KKR: barbarians exit

It’s the end of an era at “the seminal” Wall Street private equity firm KKR, said Miriam Gottfried in The Wall Street Journal: 45 years after starting the buyout giant, cousins Henry Kravis, 77, and George Roberts, 78, are stepping down as co-CEOs. They’ll be replaced by two younger men: Joe Bae and Scott Nuttall. Although not the first to deploy what later became known as “a leveraged buyout”, Kravis and Roberts are “widely credited for popularisi­ng the format”. After their partner, Jerome Kohlberg, left the firm in 1987, they embarked “on a string of deals” including the landmark $25bn hostile takeover of the snack and tobacco giant RJR Nabisco in 1988, which inspired the bestsellin­g book Barbarians at the Gate. The deal was hugely contentiou­s: Time magazine observed that “seldom since the robber barons of the 19th century has corporate behaviour been so open to question”. But it was a crucial staging post in private equity’s evolution “from a cottage industry in the 1960s into a global investment force”, said Louisa Clarence-Smith in The Times. KKR now has around $429bn of assets under management across numerous business lines. Although later eclipsed by rival Blackstone, it remains one of the most formidable financial enterprise­s Wall Street has ever produced.

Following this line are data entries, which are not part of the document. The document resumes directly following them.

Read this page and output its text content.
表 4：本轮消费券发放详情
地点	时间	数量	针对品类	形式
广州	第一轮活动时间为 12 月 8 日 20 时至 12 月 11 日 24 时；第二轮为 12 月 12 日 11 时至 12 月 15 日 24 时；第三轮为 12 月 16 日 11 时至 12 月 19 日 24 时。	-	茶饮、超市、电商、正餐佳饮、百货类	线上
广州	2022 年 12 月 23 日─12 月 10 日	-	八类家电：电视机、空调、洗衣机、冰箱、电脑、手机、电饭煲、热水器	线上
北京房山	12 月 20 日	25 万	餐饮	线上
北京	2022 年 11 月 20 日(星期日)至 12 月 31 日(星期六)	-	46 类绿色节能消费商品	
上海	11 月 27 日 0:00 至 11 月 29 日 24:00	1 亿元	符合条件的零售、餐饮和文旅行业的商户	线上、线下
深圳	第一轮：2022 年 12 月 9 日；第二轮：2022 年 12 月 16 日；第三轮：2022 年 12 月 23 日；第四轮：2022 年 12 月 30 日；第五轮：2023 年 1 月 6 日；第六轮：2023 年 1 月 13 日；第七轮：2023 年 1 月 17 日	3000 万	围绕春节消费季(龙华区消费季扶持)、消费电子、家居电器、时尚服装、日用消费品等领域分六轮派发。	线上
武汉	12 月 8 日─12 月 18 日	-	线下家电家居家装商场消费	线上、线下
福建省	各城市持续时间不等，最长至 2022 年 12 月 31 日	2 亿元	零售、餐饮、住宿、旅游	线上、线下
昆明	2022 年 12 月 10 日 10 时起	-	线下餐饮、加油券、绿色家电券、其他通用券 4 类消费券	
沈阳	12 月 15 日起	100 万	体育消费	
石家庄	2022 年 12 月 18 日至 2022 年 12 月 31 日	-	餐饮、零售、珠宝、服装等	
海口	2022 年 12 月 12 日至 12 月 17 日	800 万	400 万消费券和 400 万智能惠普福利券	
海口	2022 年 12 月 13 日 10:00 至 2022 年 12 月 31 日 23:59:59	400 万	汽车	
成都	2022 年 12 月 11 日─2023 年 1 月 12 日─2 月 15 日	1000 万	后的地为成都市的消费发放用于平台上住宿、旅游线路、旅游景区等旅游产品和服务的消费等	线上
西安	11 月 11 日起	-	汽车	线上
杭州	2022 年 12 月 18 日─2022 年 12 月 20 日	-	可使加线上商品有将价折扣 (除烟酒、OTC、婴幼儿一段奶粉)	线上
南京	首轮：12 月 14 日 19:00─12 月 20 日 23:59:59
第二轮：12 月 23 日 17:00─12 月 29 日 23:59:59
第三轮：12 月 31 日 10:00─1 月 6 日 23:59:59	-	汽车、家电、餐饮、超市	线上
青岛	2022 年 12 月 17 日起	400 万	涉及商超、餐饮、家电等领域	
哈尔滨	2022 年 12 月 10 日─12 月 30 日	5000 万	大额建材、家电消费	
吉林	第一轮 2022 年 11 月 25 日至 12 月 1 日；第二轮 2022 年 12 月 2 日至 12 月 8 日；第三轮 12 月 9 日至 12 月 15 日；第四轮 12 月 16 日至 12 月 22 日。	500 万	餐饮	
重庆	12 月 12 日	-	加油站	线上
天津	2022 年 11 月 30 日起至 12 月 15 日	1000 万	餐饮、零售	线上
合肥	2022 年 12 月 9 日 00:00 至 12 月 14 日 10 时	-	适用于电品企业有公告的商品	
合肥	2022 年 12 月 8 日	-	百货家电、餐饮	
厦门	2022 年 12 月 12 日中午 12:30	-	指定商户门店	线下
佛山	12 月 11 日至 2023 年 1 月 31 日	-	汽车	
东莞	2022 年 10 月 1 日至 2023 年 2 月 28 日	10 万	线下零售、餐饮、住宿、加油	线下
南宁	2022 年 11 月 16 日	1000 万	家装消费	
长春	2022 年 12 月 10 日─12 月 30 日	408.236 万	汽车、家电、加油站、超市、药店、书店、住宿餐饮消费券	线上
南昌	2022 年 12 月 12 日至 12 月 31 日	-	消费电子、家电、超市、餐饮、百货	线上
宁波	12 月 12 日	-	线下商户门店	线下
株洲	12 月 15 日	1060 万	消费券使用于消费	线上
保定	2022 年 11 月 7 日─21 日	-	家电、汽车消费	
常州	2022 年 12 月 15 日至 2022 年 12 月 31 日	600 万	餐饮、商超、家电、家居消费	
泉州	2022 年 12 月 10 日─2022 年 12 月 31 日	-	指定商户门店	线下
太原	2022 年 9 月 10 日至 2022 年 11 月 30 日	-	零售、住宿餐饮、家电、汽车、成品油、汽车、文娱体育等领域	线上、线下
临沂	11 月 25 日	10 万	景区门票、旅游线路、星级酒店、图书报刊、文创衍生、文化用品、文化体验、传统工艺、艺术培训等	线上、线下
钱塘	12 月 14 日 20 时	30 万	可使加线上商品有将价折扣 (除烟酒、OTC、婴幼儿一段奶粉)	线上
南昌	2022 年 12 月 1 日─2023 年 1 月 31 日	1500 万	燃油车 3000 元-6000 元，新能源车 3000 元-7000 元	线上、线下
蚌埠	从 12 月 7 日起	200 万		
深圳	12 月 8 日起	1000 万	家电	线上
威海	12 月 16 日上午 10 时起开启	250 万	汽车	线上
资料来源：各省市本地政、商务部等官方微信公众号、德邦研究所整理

Burger King: whopper of a float?

There’s a tasty financial treat in store for fans of the Whopper, said Sabah Meddings in The Sunday Times. Burger King UK is cooking up plans for a London float. Burger King, which has been owned by the private equity group Bridgepoin­t since 2017, is expected to be valued at between £500m and £600m if it makes it to market, though an auction sale is also being considered. The time looks ripe, said Hannah Boland in The Daily Telegraph. Buoyed by a jump in deliveries, Burger King sales have “sizzled” in the Covid era. A float would come amid “a wave of other restaurant debuts”: Mexican food chain Tortilla debuted in London last week and TGI Fridays will list later this year. These pandemic survivors are out “to capitalise” on “reduced competitio­n for customers”.